Unrelenting failure

Unrelenting. Unrelenting was the word I was looking for in the previous post about milestones. I need to fail unrelentingly. If I fail at something, I need to try to fail at something else, as soon as I can.

The aim is obviously, to not fail. However, making failure an acceptable criteria, nay, even something to target, makes things easier. Take this blog for example. If I'd aimed at writing well and being read widely, I'd fail miserably. Instead, I aim at writing crap and not being read if it comes to that, and it's fine, I'm killing at not being very successful at writing.

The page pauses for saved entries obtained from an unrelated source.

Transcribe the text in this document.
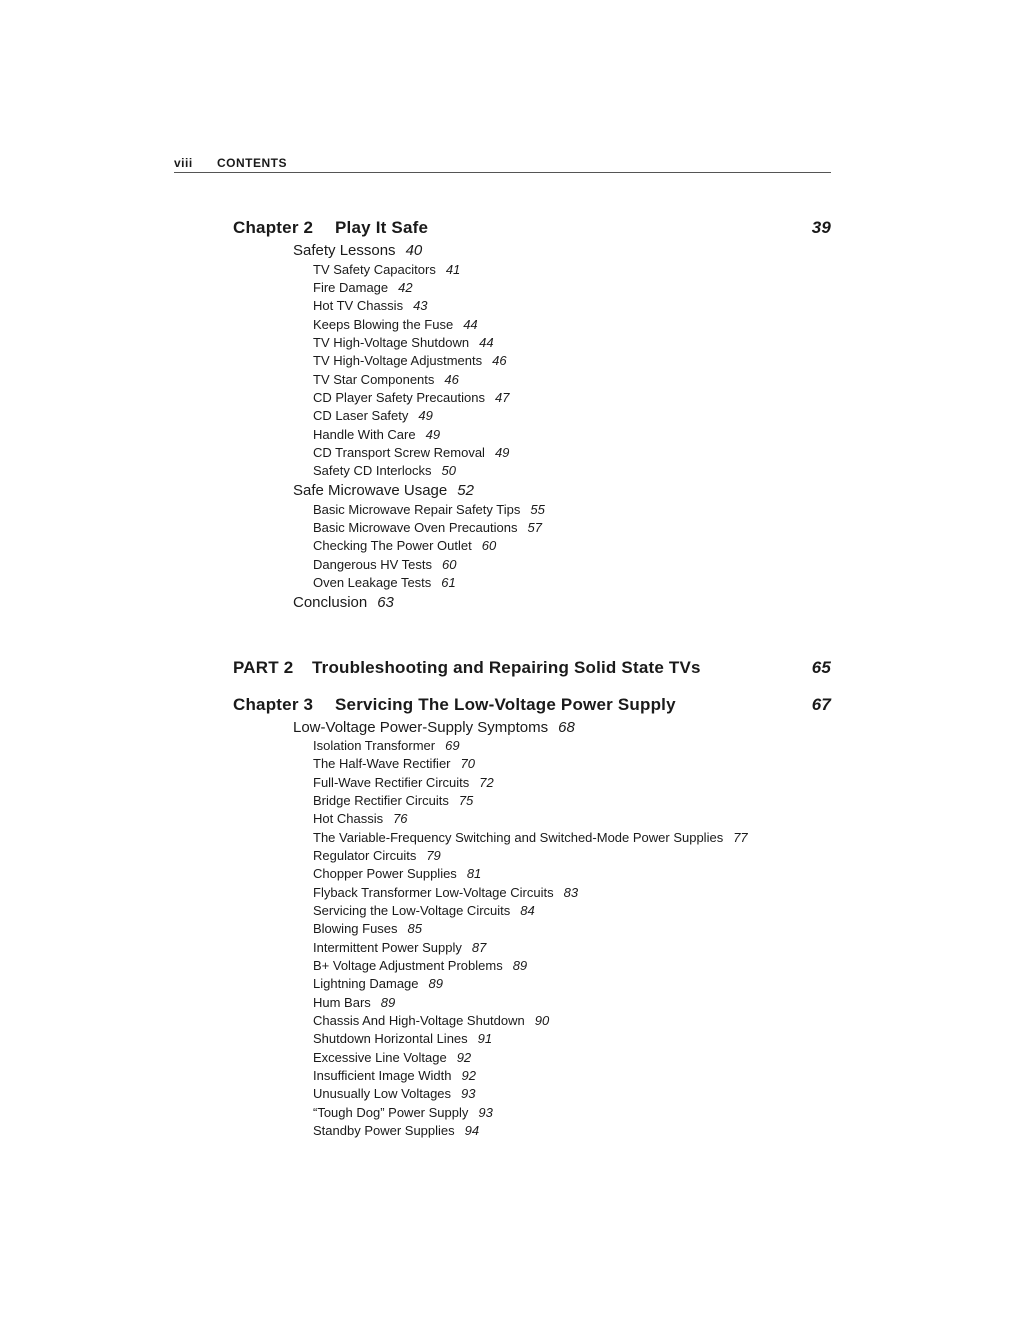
viii CONTENTS
Chapter 2 Play It Safe	39
Safety Lessons 40
TV Safety Capacitors 41
Fire Damage 42
Hot TV Chassis 43
Keeps Blowing the Fuse 44
TV High-Voltage Shutdown 44
TV High-Voltage Adjustments 46
TV Star Components 46
CD Player Safety Precautions 47
CD Laser Safety 49
Handle With Care 49
CD Transport Screw Removal 49
Safety CD Interlocks 50
Safe Microwave Usage 52
Basic Microwave Repair Safety Tips 55
Basic Microwave Oven Precautions 57
Checking The Power Outlet 60
Dangerous HV Tests 60
Oven Leakage Tests 61
Conclusion 63
PART 2 Troubleshooting and Repairing Solid State TVs	65
Chapter 3 Servicing The Low-Voltage Power Supply	67
Low-Voltage Power-Supply Symptoms 68
Isolation Transformer 69
The Half-Wave Rectifier 70
Full-Wave Rectifier Circuits 72
Bridge Rectifier Circuits 75
Hot Chassis 76
The Variable-Frequency Switching and Switched-Mode Power Supplies 77
Regulator Circuits 79
Chopper Power Supplies 81
Flyback Transformer Low-Voltage Circuits 83
Servicing the Low-Voltage Circuits 84
Blowing Fuses 85
Intermittent Power Supply 87
B+ Voltage Adjustment Problems 89
Lightning Damage 89
Hum Bars 89
Chassis And High-Voltage Shutdown 90
Shutdown Horizontal Lines 91
Excessive Line Voltage 92
Insufficient Image Width 92
Unusually Low Voltages 93
“Tough Dog” Power Supply 93
Standby Power Supplies 94
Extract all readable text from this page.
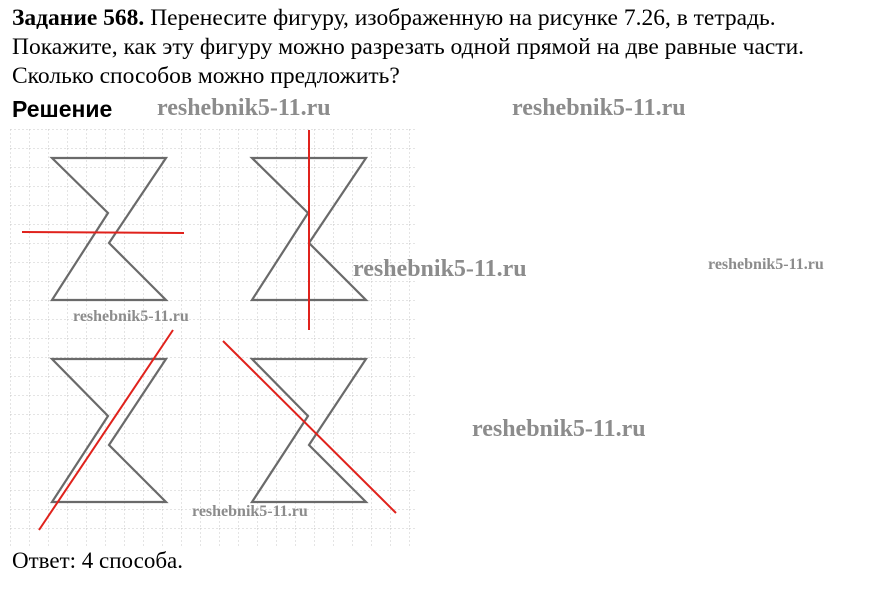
Задание 568. Перенесите фигуру, изображенную на рисунке 7.26, в тетрадь. Покажите, как эту фигуру можно разрезать одной прямой на две равные части. Сколько способов можно предложить?
Решение reshebnik5-11.ru	reshebnik5-11.ru
reshebnik5-11.ru	reshebnik5-11.ru
reshebnik5-11.ru
reshebnik5-11.ru
reshebnik5-11.ru
Ответ: 4 способа.
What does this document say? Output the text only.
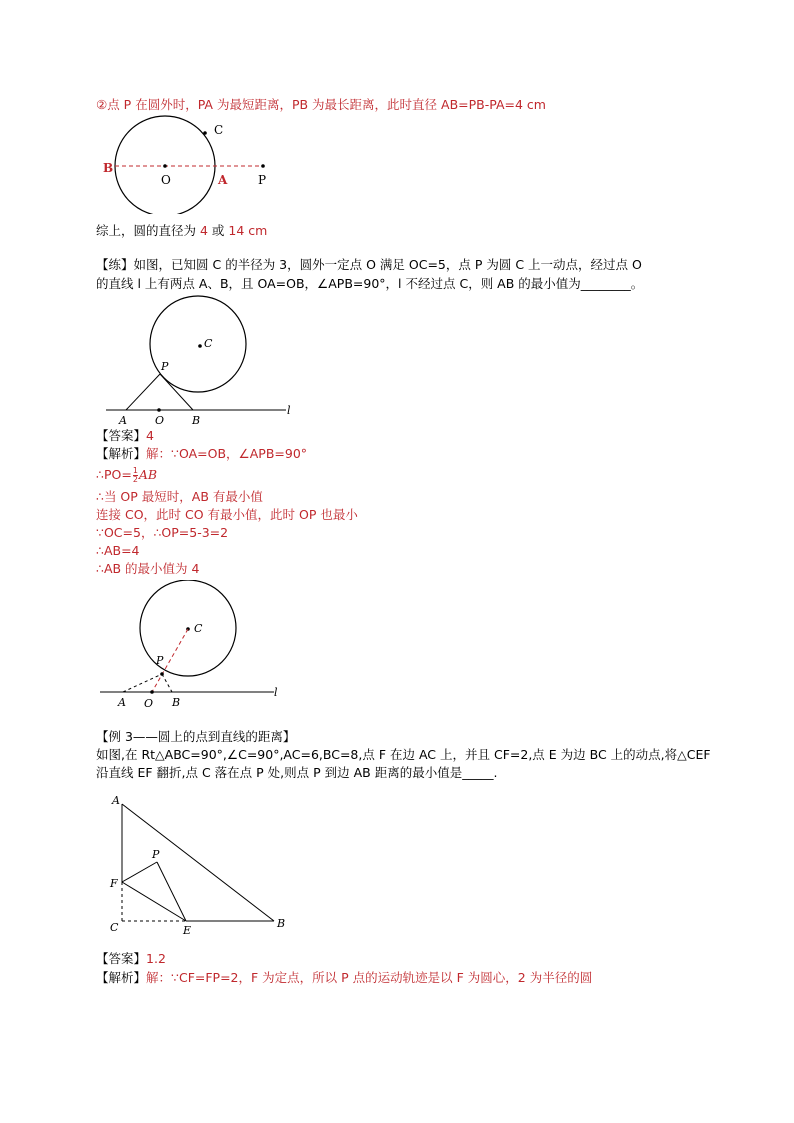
②点 P 在圆外时，PA 为最短距离，PB 为最长距离，此时直径 AB=PB-PA=4 cm
C
B
O	A	P
综上，圆的直径为 4 或 14 cm
【练】如图，已知圆 C 的半径为 3，圆外一定点 O 满足 OC=5，点 P 为圆 C 上一动点，经过点 O
的直线 l 上有两点 A、B，且 OA=OB，∠APB=90°，l 不经过点 C，则 AB 的最小值为________。
C
P
A	O	B
l
【答案】4
【解析】解：∵OA=OB，∠APB=90°
∴PO= $\frac{1}{2}$ AB
∴当 OP 最短时，AB 有最小值
连接 CO，此时 CO 有最小值，此时 OP 也最小
∵OC=5，∴OP=5-3=2
∴AB=4
∴AB 的最小值为 4
C
P
A O B
l
【例 3——圆上的点到直线的距离】
如图,在 Rt△ABC=90°,∠C=90°,AC=6,BC=8,点 F 在边 AC 上，并且 CF=2,点 E 为边 BC 上的动点,将△CEF
沿直线 EF 翻折,点 C 落在点 P 处,则点 P 到边 AB 距离的最小值是_____.
A
P
F
C	E
B
【答案】1.2
【解析】解：∵CF=FP=2，F 为定点，所以 P 点的运动轨迹是以 F 为圆心，2 为半径的圆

It was inspired by SD back in July. He said that people are afraid of failing. They're so focused on getting things right, they lose perspective of the fact that putting on your boots and opening to face the snowstorm is the first step to winning a ski-race. If you never leave in fear of failure, you will most definitely never succeed. To get somewhere, you must target for acceptable failure. Be excited for it rather, a proud example of a failure who attempted. And that's the first step, Dare to fail. Most people fail not because they're bad at something, but because they don't dare to fail. Doing things, and failing over and over again should be an acceptable outcome for personal goals.

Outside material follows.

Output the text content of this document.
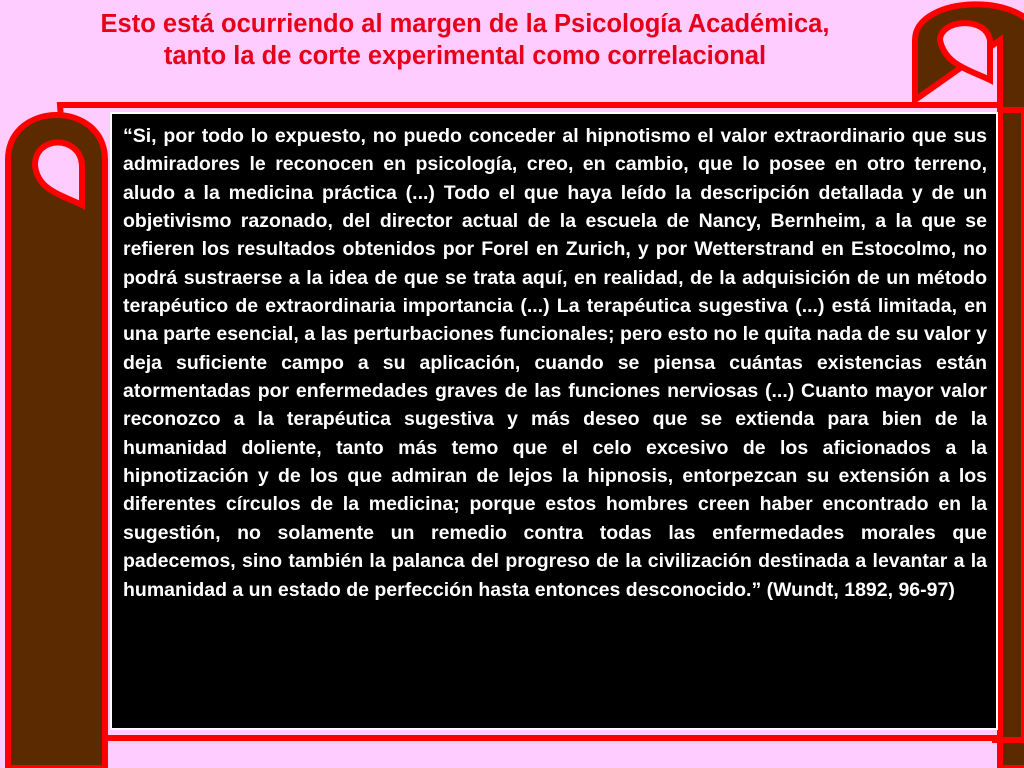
Esto está ocurriendo al margen de la Psicología Académica,
tanto la de corte experimental como correlacional

“Si, por todo lo expuesto, no puedo conceder al hipnotismo el valor extraordinario que sus admiradores le reconocen en psicología, creo, en cambio, que lo posee en otro terreno, aludo a la medicina práctica (...) Todo el que haya leído la descripción detallada y de un objetivismo razonado, del director actual de la escuela de Nancy, Bernheim, a la que se refieren los resultados obtenidos por Forel en Zurich, y por Wetterstrand en Estocolmo, no podrá sustraerse a la idea de que se trata aquí, en realidad, de la adquisición de un método terapéutico de extraordinaria importancia (...) La terapéutica sugestiva (...) está limitada, en una parte esencial, a las perturbaciones funcionales; pero esto no le quita nada de su valor y deja suficiente campo a su aplicación, cuando se piensa cuántas existencias están atormentadas por enfermedades graves de las funciones nerviosas (...) Cuanto mayor valor reconozco a la terapéutica sugestiva y más deseo que se extienda para bien de la humanidad doliente, tanto más temo que el celo excesivo de los aficionados a la hipnotización y de los que admiran de lejos la hipnosis, entorpezcan su extensión a los diferentes círculos de la medicina; porque estos hombres creen haber encontrado en la sugestión, no solamente un remedio contra todas las enfermedades morales que padecemos, sino también la palanca del progreso de la civilización destinada a levantar a la humanidad a un estado de perfección hasta entonces desconocido.” (Wundt, 1892, 96-97)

The second step is to fail unrelentingly. It's important because you learn, and you improve your stamina. Giving up after the first few tries is not enough, even if you've dared to fail. You must fail over and over and over again. No number of failures is enough, there's forever another opportunity to fail. Every failure is a chance to learn, unpack, explore, grow. Even if you're not improving in the skill or objective you're aiming for, you're learning more about yourself, and the system you're dealing with. It'll be tiring. You'll look at those who've succeeded and try comparing yourself, and feel like a loser. And think about giving up, because what's the point?

The point is, you will need to remind yourself, winning is not the point. Doing it, and failing while trying is. And if you fail ones, you're already getting good at it, so you need to be an expert in failing by failing the second time. And failing the third time. And over and over and over and over again. Eventually, you'll either succeed, in which case good for you, or you'll become  an expert in failing at that particular task. Someone who knows all the things Not to do. You may not succeed, but you goddamn well know what do definitely not do.

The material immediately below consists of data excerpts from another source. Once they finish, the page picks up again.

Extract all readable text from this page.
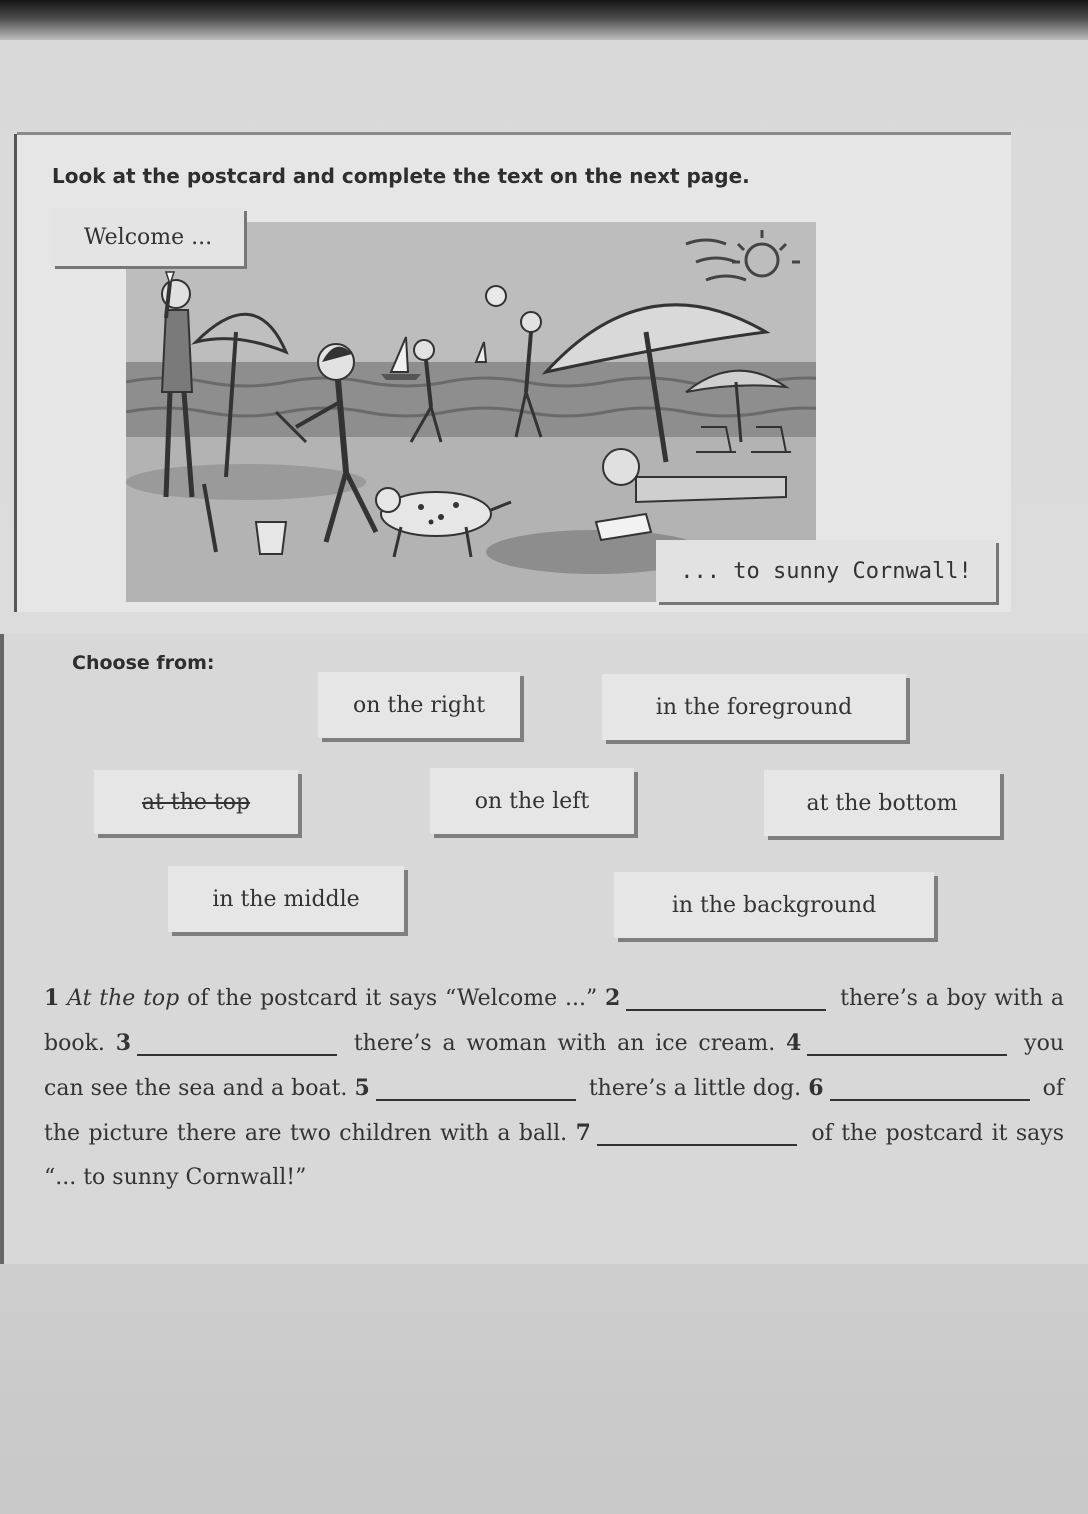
Look at the postcard and complete the text on the next page.
Welcome ...
... to sunny Cornwall!
Choose from:
on the right	in the foreground
at the top	on the left	at the bottom
in the middle	in the background
1 At the top of the postcard it says “Welcome ...” 2	there’s a boy with a book. 3	there’s a woman with an ice cream. 4	you can see the sea and a boat. 5	there’s a little dog. 6	of the picture there are two children with a ball. 7	of the postcard it says “... to sunny Cornwall!”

This won't make you the world marathon champion, no. You may try all that you can, run over and over and over again, and you won't still be the fastest man on the planet. But the point is not to win. You will even not be the best running coach in the world (or an expert at failures). And that's not the point either. You will however become the person who failed the most times to attempt to set a world record. The recordbooks may not make a note of it, but your personal being will. You will remember your determination, and grit, and the continuous unrelenting need to try again and again. You will build a stamina for never giving up. And one day, somehow, somewhere, in something else you care about, you'll succeed. A bonanza! Or maybe you won't, you'll be medicore, and keep on going. Either way, you'll have done things you always wanted to do, no regrets, and be satisfied that you gave it the best you good. A good-frkiin' chance of succeeding you had, if after putting in all the effort and energy you didn't succeed, it's not on you, it's on the universe.